“About Mr. Hamar Lessingham,” she repeated. “Rather a limited subject, I am afraid.”

“I am not so sure,” he said thoughtfully. “For instance, who is he?”

“I have no idea,” she replied. “Does it matter? He was at college with Richard, and he has been a visitor at Wood Norton. That is all that we know. Surely it is sufficient for us to offer him any reasonable hospitality?”

“I am not disputing it,” Sir Henry assured her. “On the face of it, it seems perfectly reasonable that you should be civil to him. On the other hand, there are one or two rather curious points about his coming here just now.”

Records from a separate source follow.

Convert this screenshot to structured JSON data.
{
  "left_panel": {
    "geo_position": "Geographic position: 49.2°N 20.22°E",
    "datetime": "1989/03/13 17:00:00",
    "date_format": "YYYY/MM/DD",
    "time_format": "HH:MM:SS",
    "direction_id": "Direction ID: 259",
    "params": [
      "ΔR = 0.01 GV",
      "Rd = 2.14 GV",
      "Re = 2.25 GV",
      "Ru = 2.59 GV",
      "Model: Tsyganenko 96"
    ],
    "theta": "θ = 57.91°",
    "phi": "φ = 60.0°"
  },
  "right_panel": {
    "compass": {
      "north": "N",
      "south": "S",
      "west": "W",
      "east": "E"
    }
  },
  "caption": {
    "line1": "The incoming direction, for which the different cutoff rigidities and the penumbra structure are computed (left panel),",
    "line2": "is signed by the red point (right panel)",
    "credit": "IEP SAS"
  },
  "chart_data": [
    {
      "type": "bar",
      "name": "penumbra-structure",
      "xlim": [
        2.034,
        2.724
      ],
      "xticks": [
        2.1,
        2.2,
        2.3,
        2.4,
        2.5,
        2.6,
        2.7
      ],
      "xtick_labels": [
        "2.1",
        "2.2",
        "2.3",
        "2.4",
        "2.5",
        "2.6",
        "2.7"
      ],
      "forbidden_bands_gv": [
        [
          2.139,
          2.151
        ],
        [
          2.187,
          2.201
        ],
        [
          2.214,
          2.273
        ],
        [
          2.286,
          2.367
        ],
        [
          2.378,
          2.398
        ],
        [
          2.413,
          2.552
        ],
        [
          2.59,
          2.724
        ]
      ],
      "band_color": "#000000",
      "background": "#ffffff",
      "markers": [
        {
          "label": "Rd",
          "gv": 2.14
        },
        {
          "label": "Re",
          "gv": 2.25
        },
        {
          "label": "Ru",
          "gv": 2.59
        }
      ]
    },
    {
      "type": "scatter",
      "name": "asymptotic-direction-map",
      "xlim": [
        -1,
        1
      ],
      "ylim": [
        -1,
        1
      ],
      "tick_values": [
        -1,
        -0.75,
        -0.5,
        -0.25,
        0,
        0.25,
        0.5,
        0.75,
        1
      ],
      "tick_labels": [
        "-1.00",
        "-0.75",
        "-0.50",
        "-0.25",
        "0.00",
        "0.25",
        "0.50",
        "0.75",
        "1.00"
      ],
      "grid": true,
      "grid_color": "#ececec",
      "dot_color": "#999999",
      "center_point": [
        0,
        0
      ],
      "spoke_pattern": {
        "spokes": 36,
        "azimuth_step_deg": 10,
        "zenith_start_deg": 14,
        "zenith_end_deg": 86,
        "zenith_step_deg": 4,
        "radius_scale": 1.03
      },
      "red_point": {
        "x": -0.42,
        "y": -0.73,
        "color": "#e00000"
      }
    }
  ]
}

“Really?” Philippa murmured indifferently, bending a little lower over her work.

“In the first place,” her husband continued, “how did he arrive here?”

“For all I know,” she replied, “he may have walked.”

“A little unlikely. Still, he didn't come from London by either of the evening trains, and it seems that you didn't take his rooms for him until about seven o'clock, before which time he hadn't been to the hotel. So, you see, one is driven to wonder how the mischief he did get here.”

“I took his rooms?” Philippa repeated, with a sudden little catch at her heart.

“Some one from here rang up, didn't they?” Sir Henry went on carelessly. “I gathered that we were introducing him at the hotel.”